Tomb of Maya queen K’abel discovered in Guatemala
The tomb was discovered during excavations of the royal Maya city of El Perú-Waka’ in northwestern Petén, Guatemala, by a team of archaeologists led by Washington University in St. Louis’ David Freidel, co-director of the expedition.
A small, carved alabaster jar found in the burial chamber caused the archaeologists to conclude the tomb was that of Lady K’abel.
The carved alabaster vessel (shown from two sides) found in the burial chamber caused the archaeologists to conclude the tomb was that of Lady K’abel.
The white jar is carved as a conch shell, with a head and arm of an aged woman emerging from the opening. The depiction of the woman, mature with a lined face and a strand of hair in front of her ear, and four glyphs carved into the jar, point to the jar as belonging to K’abel.

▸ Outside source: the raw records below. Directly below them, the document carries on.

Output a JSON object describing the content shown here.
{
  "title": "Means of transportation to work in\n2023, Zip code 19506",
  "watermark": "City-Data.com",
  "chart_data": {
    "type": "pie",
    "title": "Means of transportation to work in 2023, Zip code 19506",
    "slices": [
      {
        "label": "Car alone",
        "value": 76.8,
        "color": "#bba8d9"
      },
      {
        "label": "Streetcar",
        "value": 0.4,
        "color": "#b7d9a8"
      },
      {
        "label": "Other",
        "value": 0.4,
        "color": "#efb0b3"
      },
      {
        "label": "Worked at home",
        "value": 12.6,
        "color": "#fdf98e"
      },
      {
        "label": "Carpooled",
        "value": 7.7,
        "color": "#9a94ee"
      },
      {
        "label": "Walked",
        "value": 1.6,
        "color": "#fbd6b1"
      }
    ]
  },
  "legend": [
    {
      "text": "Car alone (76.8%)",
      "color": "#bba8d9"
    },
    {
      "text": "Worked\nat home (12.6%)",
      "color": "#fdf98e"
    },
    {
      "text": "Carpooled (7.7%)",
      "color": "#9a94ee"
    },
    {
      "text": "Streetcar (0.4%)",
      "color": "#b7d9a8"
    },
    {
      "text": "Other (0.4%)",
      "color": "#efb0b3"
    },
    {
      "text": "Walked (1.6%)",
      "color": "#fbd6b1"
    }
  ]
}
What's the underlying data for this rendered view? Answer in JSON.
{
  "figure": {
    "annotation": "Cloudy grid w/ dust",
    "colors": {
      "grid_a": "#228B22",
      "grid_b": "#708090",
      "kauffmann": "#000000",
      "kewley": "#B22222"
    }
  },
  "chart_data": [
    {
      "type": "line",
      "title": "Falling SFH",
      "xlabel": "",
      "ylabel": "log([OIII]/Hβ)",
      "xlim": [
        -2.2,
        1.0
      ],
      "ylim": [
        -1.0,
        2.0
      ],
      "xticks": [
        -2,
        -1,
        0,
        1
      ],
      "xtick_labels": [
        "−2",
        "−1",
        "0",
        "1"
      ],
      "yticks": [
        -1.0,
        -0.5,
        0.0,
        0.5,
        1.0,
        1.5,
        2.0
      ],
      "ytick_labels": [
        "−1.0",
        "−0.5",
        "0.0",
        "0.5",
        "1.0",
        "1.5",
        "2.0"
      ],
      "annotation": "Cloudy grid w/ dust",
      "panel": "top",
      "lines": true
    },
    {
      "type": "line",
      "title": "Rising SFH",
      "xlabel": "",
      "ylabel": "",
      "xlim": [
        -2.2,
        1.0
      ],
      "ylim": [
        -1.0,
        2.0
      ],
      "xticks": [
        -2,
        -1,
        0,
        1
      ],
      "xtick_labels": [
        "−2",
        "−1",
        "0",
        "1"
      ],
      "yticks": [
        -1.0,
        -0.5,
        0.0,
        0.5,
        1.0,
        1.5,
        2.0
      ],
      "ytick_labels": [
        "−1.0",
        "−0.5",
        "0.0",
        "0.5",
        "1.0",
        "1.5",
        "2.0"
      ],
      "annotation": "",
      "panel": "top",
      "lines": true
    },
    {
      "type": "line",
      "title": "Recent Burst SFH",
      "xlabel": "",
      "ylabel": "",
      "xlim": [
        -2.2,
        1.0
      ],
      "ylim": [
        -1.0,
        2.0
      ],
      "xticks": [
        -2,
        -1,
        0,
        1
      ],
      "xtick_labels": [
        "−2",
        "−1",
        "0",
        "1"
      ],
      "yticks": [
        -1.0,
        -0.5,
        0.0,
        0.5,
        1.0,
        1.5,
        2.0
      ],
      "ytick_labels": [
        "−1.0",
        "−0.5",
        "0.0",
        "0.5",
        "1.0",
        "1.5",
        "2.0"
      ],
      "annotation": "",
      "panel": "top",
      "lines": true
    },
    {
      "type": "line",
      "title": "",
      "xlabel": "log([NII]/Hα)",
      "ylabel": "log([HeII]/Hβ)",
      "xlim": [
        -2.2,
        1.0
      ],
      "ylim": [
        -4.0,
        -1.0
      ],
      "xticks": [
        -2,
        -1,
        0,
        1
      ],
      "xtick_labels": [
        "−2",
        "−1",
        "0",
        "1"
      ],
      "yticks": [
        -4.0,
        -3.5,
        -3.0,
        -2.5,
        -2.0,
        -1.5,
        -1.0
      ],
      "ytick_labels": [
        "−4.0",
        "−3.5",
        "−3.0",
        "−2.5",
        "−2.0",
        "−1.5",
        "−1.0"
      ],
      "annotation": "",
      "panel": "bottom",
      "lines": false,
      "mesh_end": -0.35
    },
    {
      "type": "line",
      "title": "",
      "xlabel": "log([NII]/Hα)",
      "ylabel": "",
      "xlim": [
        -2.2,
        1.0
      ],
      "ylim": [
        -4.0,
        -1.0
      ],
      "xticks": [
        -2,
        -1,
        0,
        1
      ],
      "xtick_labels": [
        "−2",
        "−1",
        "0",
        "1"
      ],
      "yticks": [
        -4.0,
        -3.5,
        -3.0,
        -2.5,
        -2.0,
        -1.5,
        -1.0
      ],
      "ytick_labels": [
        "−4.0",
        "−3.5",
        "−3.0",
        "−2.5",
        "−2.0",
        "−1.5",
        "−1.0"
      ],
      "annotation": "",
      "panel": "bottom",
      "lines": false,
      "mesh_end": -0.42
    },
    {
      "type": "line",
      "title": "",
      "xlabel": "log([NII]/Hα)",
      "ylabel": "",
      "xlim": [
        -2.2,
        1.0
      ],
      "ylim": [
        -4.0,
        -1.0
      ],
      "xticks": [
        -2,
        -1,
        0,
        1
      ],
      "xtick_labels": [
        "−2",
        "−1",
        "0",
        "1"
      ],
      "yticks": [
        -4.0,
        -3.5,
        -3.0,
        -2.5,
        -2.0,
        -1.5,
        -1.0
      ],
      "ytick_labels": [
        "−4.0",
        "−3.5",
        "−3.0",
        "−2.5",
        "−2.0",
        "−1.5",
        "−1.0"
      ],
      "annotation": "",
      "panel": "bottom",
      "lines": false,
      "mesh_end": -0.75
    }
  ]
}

Based on this and other evidence, including ceramic vessels found in the tomb and stela (large stone slab) carvings on the outside, the tomb is likely that of K’abel, says Freidel, PhD, professor of anthropology in Arts & Sciences and Maya scholar.

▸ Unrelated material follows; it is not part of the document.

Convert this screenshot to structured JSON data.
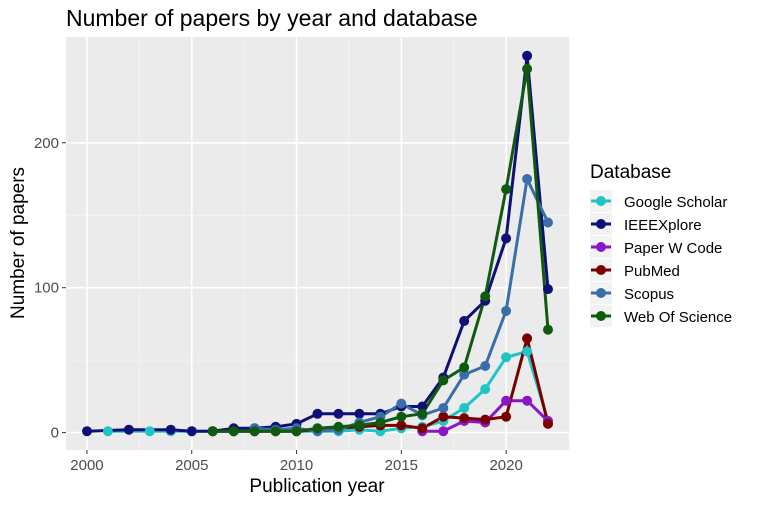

Freidel says the discovery is significant not only because the tomb is that of a notable historical figure in Maya history, but also because the newly uncovered tomb is a rare situation in which Maya archaeological and historical records meet.
“The Classic Maya civilization is the only ‘classical’ archaeological field in the New World — in the sense that like archaeology in Ancient Egypt, Greece, Mesopotamia or China, there is both an archaeological material record and an historical record based on texts and images,” Freidel says.